City workers weren’t the only ones working on the trail. On January 19, Friends of Glen Canyon Park volunteers Ken and Monika Lewis and Kathy Velykis planted 50 California native plants adjacent to the slope. They included coyote mint, silk tassel, coyote brush and California sage. A total of 435 new plantings now grace the hillside.
On Jan. 23 Gloria Koch and another volunteer positioned straw surrounding the fledgling plants to protect them. “Plant diversity leads to animal diversity,” Koch, a 28-year employee of Recreation and Parks said later over a cup of coffee at the village’s Higher Grounds. “Shrubs will be excellent shelter for coyotes.” On her daily walk Koch has watched the project unfurl across the hill.

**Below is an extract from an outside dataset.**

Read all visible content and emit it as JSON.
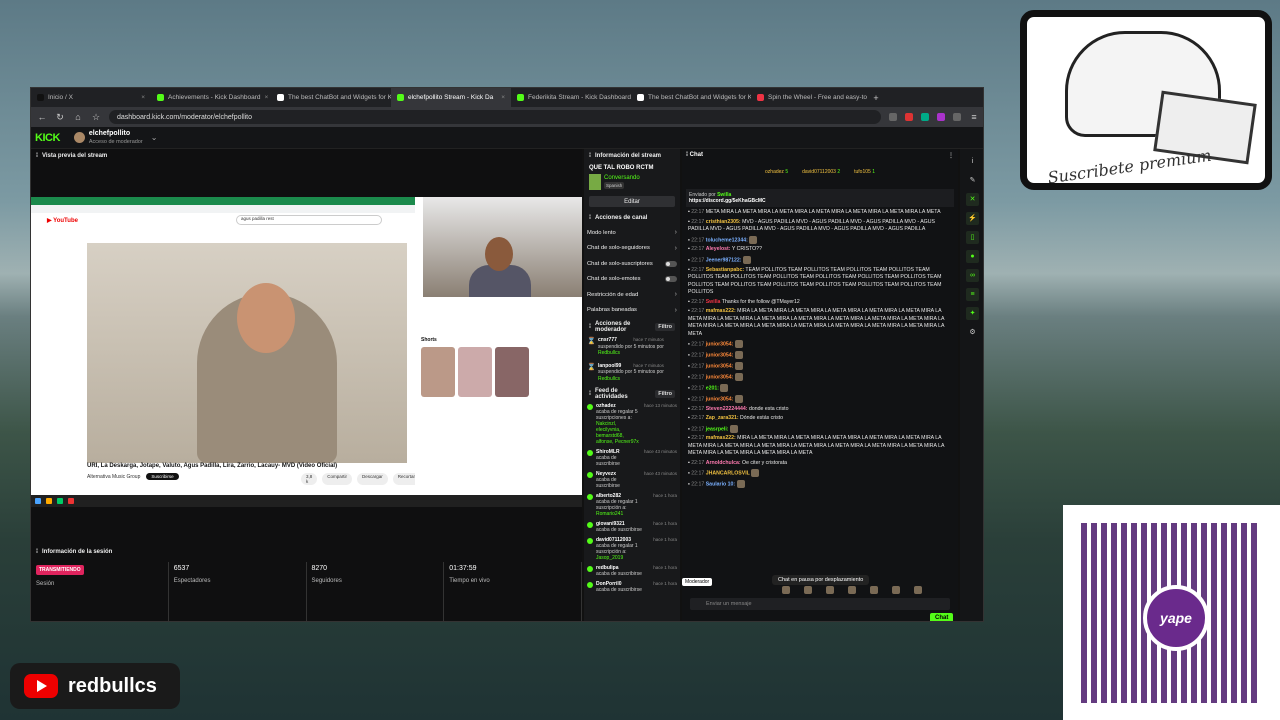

She dubs it “graceful, a work of art and park management at its best.”
The volunteers kneeled and sculpted a moat of straw around a sticky monkey flower seedlings, patting the straw berm, some of it mushy from earlier rains, into place. “The straw keeps in moisture and suppresses weeds,” said Campbell. “Plus it means we don’t have to flag the plants.”
And of course jack hammers in the hills weren’t the only activity in the park on the 23rd. Down at the Elk street entrance earthmovers scooped mouthfuls of cement and dirt, preparatory to fashioning a child-friendly automobile drop of for Glenridge and Silver Tree parents.
Utilizing a portion of the dedicated $900,000 trail money from the 2008 Clean and Safe Neighborhood Parks Bond, a “connector” park entrance from Portola Drive is envisioned. Such a path, adjacent to the School of the Arts on SFUSD property, will increase canyon entry even further.